My preferred method of dealing with such behaviours is either to mock system calls, such as getting the current time, or to use synchronisation objects like manual events, semaphores and countdown events to sense the transitions through mocks. If I’m scheduling work onto other threads I might mock the scheduler (or dispatch function) with one that just runs the task directly on the same thread so that I know for sure it will complete before the method returns.

The mistake I think many developers make is that they believe it’s possible to test many concurrent behaviours reliably. Whilst you might be able to prove the presence of a deadlock by testing it continuously for a period of time, you cannot prove the absence of it that way (Dijkstra taught us that) [1]. The cost is longer running tests and therefore the chances that they will be run less often. Consequently I prefer to mostly write tests that characterise the concurrent behaviour, rather than attempt to prove the concurrency aspect is correct. That I leave for testing in an environment which is much better suited to the task.

Just recently I came across a test that failed one out of every 10 attempts, but when I added another test the failure rate went right up. The reason the original test failed at all was down to the spinning up of a background thread to do a cache refresh which occasionally took longer than what the test was prepared to wait. Waiting an arbitrary amount of time is generally a big no-no, you should try to synchronise with the thread somehow. In this instance I could do that through the outbound API mock which the operation was invoking.

The reason the failure rate went up was due to the way that NUnit runs tests alphabetically. My new test came “after” the previous one, which never cleaned up the background thread, and so it could fire a refresh again when my test was running. This caused multiple refreshes to be registered instead of zero. The answer was to retain ownership of the background thread and ensure it terminated by the time the test completed.
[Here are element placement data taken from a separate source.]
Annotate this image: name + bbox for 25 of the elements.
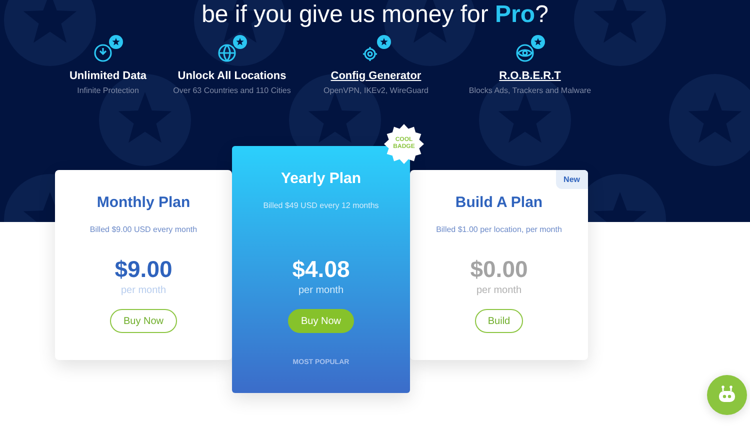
price-period: per month — [476, 285, 522, 296]
plan-name: Build A Plan — [455, 194, 543, 211]
buy-button[interactable]: Buy Now — [288, 309, 354, 333]
price-period: per month — [298, 285, 344, 296]
billing-text: Billed $9.00 USD every month — [90, 225, 198, 234]
feature-subtitle: Infinite Protection — [77, 86, 139, 95]
plan-name: Yearly Plan — [280, 170, 362, 187]
buy-button[interactable]: Buy Now — [110, 309, 176, 333]
feature-subtitle: OpenVPN, IKEv2, WireGuard — [324, 86, 428, 95]
billing-text: Billed $49 USD every 12 months — [263, 201, 379, 210]
build-button[interactable]: Build — [474, 309, 524, 333]
billing-text: Billed $1.00 per location, per month — [436, 225, 562, 234]
price-period: per month — [120, 285, 166, 296]
feature-link[interactable]: Config Generator — [330, 70, 422, 82]
plan-price: $0.00 — [470, 256, 528, 283]
plan-name: Monthly Plan — [96, 194, 190, 211]
plan-price: $9.00 — [114, 256, 172, 283]
feature-subtitle: Over 63 Countries and 110 Cities — [173, 86, 291, 95]
feature-title: Unlimited Data — [69, 70, 146, 82]
feature-title: Unlock All Locations — [178, 70, 286, 82]
plan-price: $4.08 — [292, 256, 350, 283]
headline: be if you give us money for Pro? — [200, 0, 550, 30]
new-tag: New — [556, 170, 588, 189]
feature-link[interactable]: R.O.B.E.R.T — [499, 70, 561, 82]
feature-subtitle: Blocks Ads, Trackers and Malware — [468, 86, 592, 95]
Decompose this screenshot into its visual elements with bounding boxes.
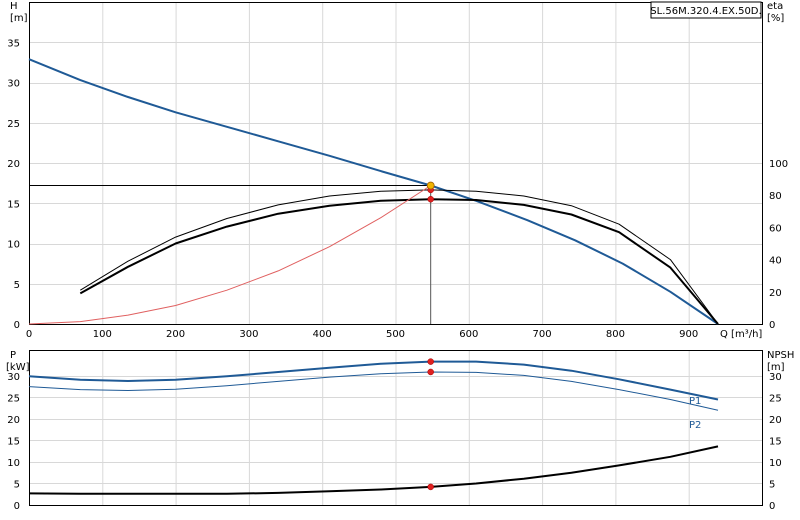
series-layer <box>28 58 719 495</box>
panel2-y-tick-label-0: 0 <box>14 501 20 512</box>
panel2-y2-tick-label-5: 5 <box>769 479 775 490</box>
panel2-y-tick-label-10: 10 <box>7 458 20 469</box>
bottom-y-axis-label: P <box>10 350 16 361</box>
panel1-series-system-line <box>28 185 431 325</box>
panel1-y-tick-label-25: 25 <box>7 119 20 130</box>
panel2-operating-marker-2 <box>427 483 434 491</box>
panel1-y2-tick-label-0: 0 <box>769 320 775 331</box>
panel1-x-tick-label-100: 100 <box>93 329 112 340</box>
text-layer: SL.56M.320.4.EX.50D. H [m] eta [%] Q [m³… <box>6 1 794 512</box>
panel2-y-tick-label-5: 5 <box>14 479 20 490</box>
panel1-x-tick-label-0: 0 <box>26 329 32 340</box>
panel1-x-tick-label-600: 600 <box>459 329 478 340</box>
panel1-y-tick-label-10: 10 <box>7 240 20 251</box>
panel2-y2-tick-label-0: 0 <box>769 501 775 512</box>
chart-title: SL.56M.320.4.EX.50D. <box>650 6 761 17</box>
panel2-operating-marker-1 <box>427 368 434 376</box>
panel1-y2-tick-label-80: 80 <box>769 191 782 202</box>
panel1-x-tick-label-200: 200 <box>166 329 185 340</box>
top-y2-axis-label: eta <box>767 1 783 12</box>
panel2-y2-tick-label-30: 30 <box>769 372 782 383</box>
panel1-duty-point-marker <box>426 181 435 190</box>
panel1-y-tick-label-0: 0 <box>14 320 20 331</box>
panel1-y2-tick-label-40: 40 <box>769 256 782 267</box>
pump-performance-chart: SL.56M.320.4.EX.50D. H [m] eta [%] Q [m³… <box>6 1 794 512</box>
panel1-x-tick-label-700: 700 <box>533 329 552 340</box>
panel2-y-tick-label-30: 30 <box>7 372 20 383</box>
panel2-y-tick-label-20: 20 <box>7 415 20 426</box>
panel2-y2-tick-label-10: 10 <box>769 458 782 469</box>
top-y-axis-unit: [m] <box>10 13 28 24</box>
top-y2-axis-unit: [%] <box>767 13 784 24</box>
panel2-y2-tick-label-20: 20 <box>769 415 782 426</box>
panel1-x-tick-label-800: 800 <box>606 329 625 340</box>
panel2-y-tick-label-15: 15 <box>7 436 20 447</box>
panel1-y-tick-label-35: 35 <box>7 38 20 49</box>
series-label-p2: P2 <box>689 420 701 431</box>
panel1-y2-tick-label-100: 100 <box>769 159 788 170</box>
panel1-y-tick-label-15: 15 <box>7 199 20 210</box>
panel2-operating-marker-0 <box>427 358 434 365</box>
panel2-series-p1-line <box>28 360 719 401</box>
panel1-y2-tick-label-20: 20 <box>769 288 782 299</box>
series-label-p1: P1 <box>689 396 701 407</box>
panel1-y-tick-label-30: 30 <box>7 79 20 90</box>
panel2-y-tick-label-25: 25 <box>7 393 20 404</box>
bottom-y2-axis-label: NPSH <box>767 350 794 361</box>
panel1-y-tick-label-5: 5 <box>14 280 20 291</box>
panel2-series-npsh-line <box>28 445 719 495</box>
top-y-axis-label: H <box>10 1 18 12</box>
panel1-operating-marker-1 <box>427 195 434 203</box>
panel2-y2-tick-label-25: 25 <box>769 393 782 404</box>
panel1-x-tick-label-400: 400 <box>313 329 332 340</box>
panel1-y2-tick-label-60: 60 <box>769 223 782 234</box>
x-axis-label: Q [m³/h] <box>720 329 762 340</box>
panel1-x-tick-label-300: 300 <box>239 329 258 340</box>
panel1-y-tick-label-20: 20 <box>7 159 20 170</box>
panel2-y2-tick-label-15: 15 <box>769 436 782 447</box>
panel1-x-tick-label-900: 900 <box>679 329 698 340</box>
panel1-x-tick-label-500: 500 <box>386 329 405 340</box>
Does this add complexity to the production code? Yes. But, as is often the case when writing tests properly, it uncovers a number of questions about the expected behaviour that might not be obvious from quickly knocking something up.

Property Based Testing

One of the problems with example based testing is that, by definition, you only run through the scenarios laid out with specific examples. If you miss one, e.g. testing for a leap year, you won’t find the bug. Property based testing takes a slightly different approach that attempts to run through a variety of scenarios made up on-the-fly by a generator.

This might seem to go against the earlier advice, but it’s not because as long as you know the seed for the test generator you can reproduce the scenario exactly. If you can explore the entire problem space on each test run do, but unless it’s a trivial feature that’s unlikely. Hence you use a generator to create inputs that explore a (different) part of it each time. Consequently you still might not unearth that leap year bug in time, but you stand a better chance of finding it other unanticipated problems too.

Wrap-Up

Not every test we write will be as simple and predictable as my little maths equation suggests, but that doesn’t mean we shouldn’t try to get as close to it as possible. Some of the unit tests I once wrote for a message bus connection pool definitely weren’t easy to understand, despite my best efforts to keep them clear, but hopefully they are very much in the minority.

We all make mistakes too, so we might not get it right first time. The unit tests I wrote for logging garbage collections ran fine for over a year before I discovered one of them was leaking slightly and causing another (very intermittent) random failure. But I managed to fix it because I believe a zero tolerance approach to test failures pays dividends in the long run.

Good tests are hard to write, but they should be treated as first class citizens, just like your production code. If they aren’t as simple as “A + B = C” then consider it a test smell and see if there is some unnecessary complexity that can be factored out.

[1] It might be possible to verify it’s behaviour through other means, such as induction, but that’s something I personally know far too little about to use effectively.